Agnès lui adressa un sourire d’excuse, mais il était évident que l’information l’amusait. « Excuse-moi, Boss, je retourne à mon poste. Mais attends-toi à des représailles de Miss Palenfo et de son frère. Ils ne supportent pas Abel-Malick Touré. »
Samira haussait un sourcil, intriguée. « Pourquoi ? »
Agnès, un brin excitée de dévoiler des rumeurs internes, se rapprocha et se pencha vers Samira. « Sonia et Franck Palenfo sont les enfants d’Hélène Palenfo Touré, la belle-mère de Malick, issu de son premier mariage. Mais même s’ils ont grandi en partie à la résidence des Touré, monsieur Touré ne les a jamais vraiment adoptés. Du coup, Malick est l’unique héritier du groupe BSA, la Banque Solidaire d’Afrique.

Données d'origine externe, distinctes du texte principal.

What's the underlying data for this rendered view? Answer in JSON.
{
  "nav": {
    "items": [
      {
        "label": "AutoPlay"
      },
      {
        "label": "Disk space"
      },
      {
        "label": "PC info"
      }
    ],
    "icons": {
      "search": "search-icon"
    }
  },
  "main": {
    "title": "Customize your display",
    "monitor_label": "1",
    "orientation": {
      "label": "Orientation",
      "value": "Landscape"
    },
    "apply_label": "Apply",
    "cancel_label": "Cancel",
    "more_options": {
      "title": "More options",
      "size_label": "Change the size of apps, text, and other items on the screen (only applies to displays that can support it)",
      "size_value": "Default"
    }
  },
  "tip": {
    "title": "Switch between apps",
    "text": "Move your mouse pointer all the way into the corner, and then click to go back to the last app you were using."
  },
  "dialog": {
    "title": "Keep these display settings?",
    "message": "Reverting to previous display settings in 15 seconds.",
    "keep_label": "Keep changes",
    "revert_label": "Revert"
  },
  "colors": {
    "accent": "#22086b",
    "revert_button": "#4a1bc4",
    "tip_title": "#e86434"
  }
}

Ils le voient comme un concurrent, un adversaire à abattre. »
Franck et Sonia Palenfo était respectivement Directeur général Adjoint et Directrice de la conformité à la BSA.

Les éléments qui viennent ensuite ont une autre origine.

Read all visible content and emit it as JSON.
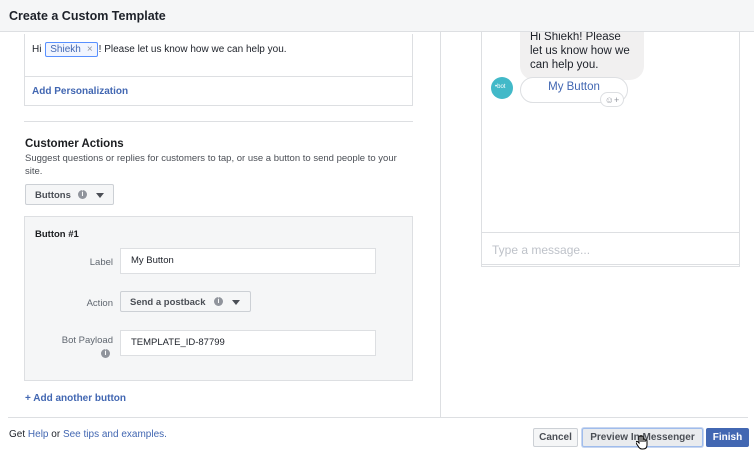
{
  "dialog": {
    "title": "Create a Custom Template"
  },
  "message": {
    "prefix": "Hi",
    "token": "Shiekh",
    "token_close": "×",
    "suffix": "! Please let us know how we can help you.",
    "add_personalization": "Add Personalization"
  },
  "customer_actions": {
    "title": "Customer Actions",
    "description": "Suggest questions or replies for customers to tap, or use a button to send people to your site.",
    "type_selected": "Buttons"
  },
  "button1": {
    "heading": "Button #1",
    "label_label": "Label",
    "label_value": "My Button",
    "action_label": "Action",
    "action_value": "Send a postback",
    "payload_label": "Bot Payload",
    "payload_value": "TEMPLATE_ID-87799"
  },
  "add_another_button": "+ Add another button",
  "footer": {
    "get": "Get",
    "help": "Help",
    "or": "or",
    "tips": "See tips and examples.",
    "cancel": "Cancel",
    "preview": "Preview In Messenger",
    "finish": "Finish"
  },
  "preview": {
    "bubble_text": "Hi Shiekh! Please let us know how we can help you.",
    "button_label": "My Button",
    "input_placeholder": "Type a message..."
  },
  "colors": {
    "link": "#4267b2",
    "finish_bg": "#4267b2",
    "avatar": "#42b9c8"
  }
}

Samira laissa échapper un soupir, un peu lassée par ces histoires de famille qui semblaient se jouer à un autre niveau. Mais l’information de Maryline ne lui échappait pas : les tensions entre les différents membres de la famille Touré étaient un sujet sensible, et Malick, malgré sa position, devait naviguer dans ce labyrinthe familial avec une certaine précaution.
« Il ne faut surtout pas afficher de liens avec lui, surtout pas en public, sinon tu risques de devenir une cible pour eux, » ajouta Agnès en faisant une pause dramatique. « Et crois-moi, ils savent être cruels. »

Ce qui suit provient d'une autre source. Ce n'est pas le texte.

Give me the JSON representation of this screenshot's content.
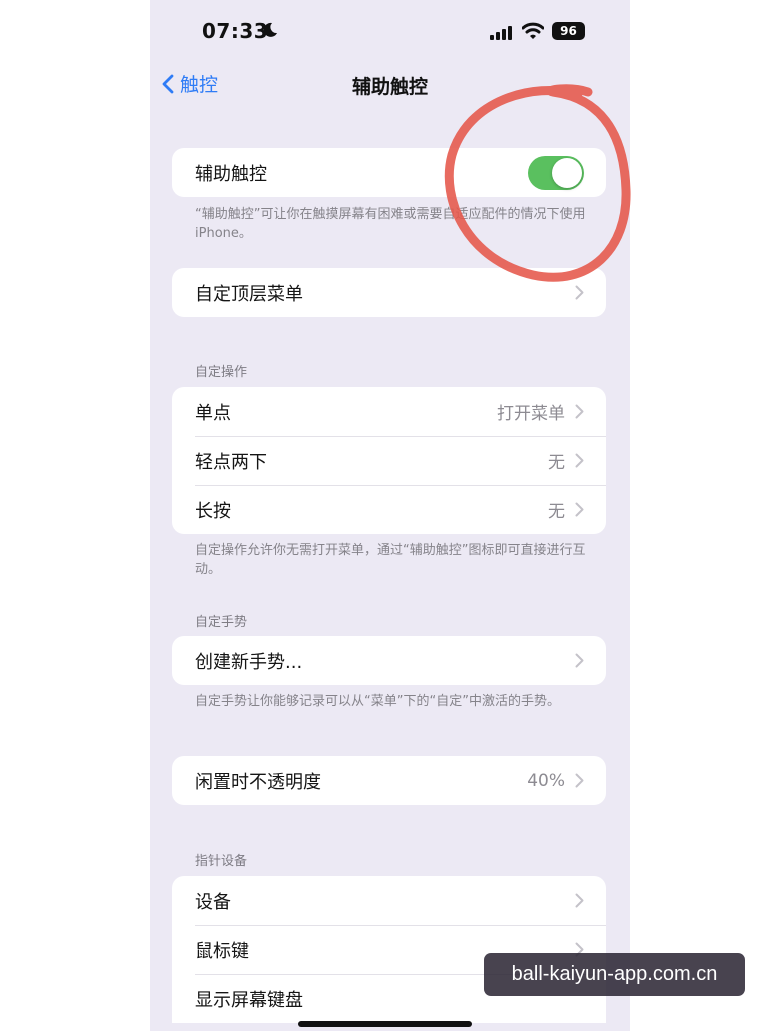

Samira savait que, comme beaucoup de grandes entreprises, le groupe BSA n’échappait pas aux travers du népotisme et des luttes de pouvoir familiales. Elle se demandait si elle ne venait pas de tomber dans une entreprise où les relations familiales et les rivalités personnelles primait sur la compétence professionnelle.
Elle se recula légèrement dans son fauteuil, pensive. Elle n’était pas du genre à se laisser intimider, mais les implications de cette nouvelle information la troublaient. Son travail ici allait-il devenir un champ de bataille entre les différents clans, où elle serait prise en étau sans même l’avoir voulu ?
La sonnerie de son téléphone la sortit de ses pensées. Un message de Franck Palenfo venait de s’afficher. C’était bref et direct :
« On se voit demain matin à 10h, dans mon bureau. »
Elle savait qu’elle n’avait pas d’autre choix que d’y aller. La banque n’était pas un lieu où l’on pouvait rester en dehors des jeux de pouvoir. Mais elle avait un pressentiment : rien n’allait être simple ici.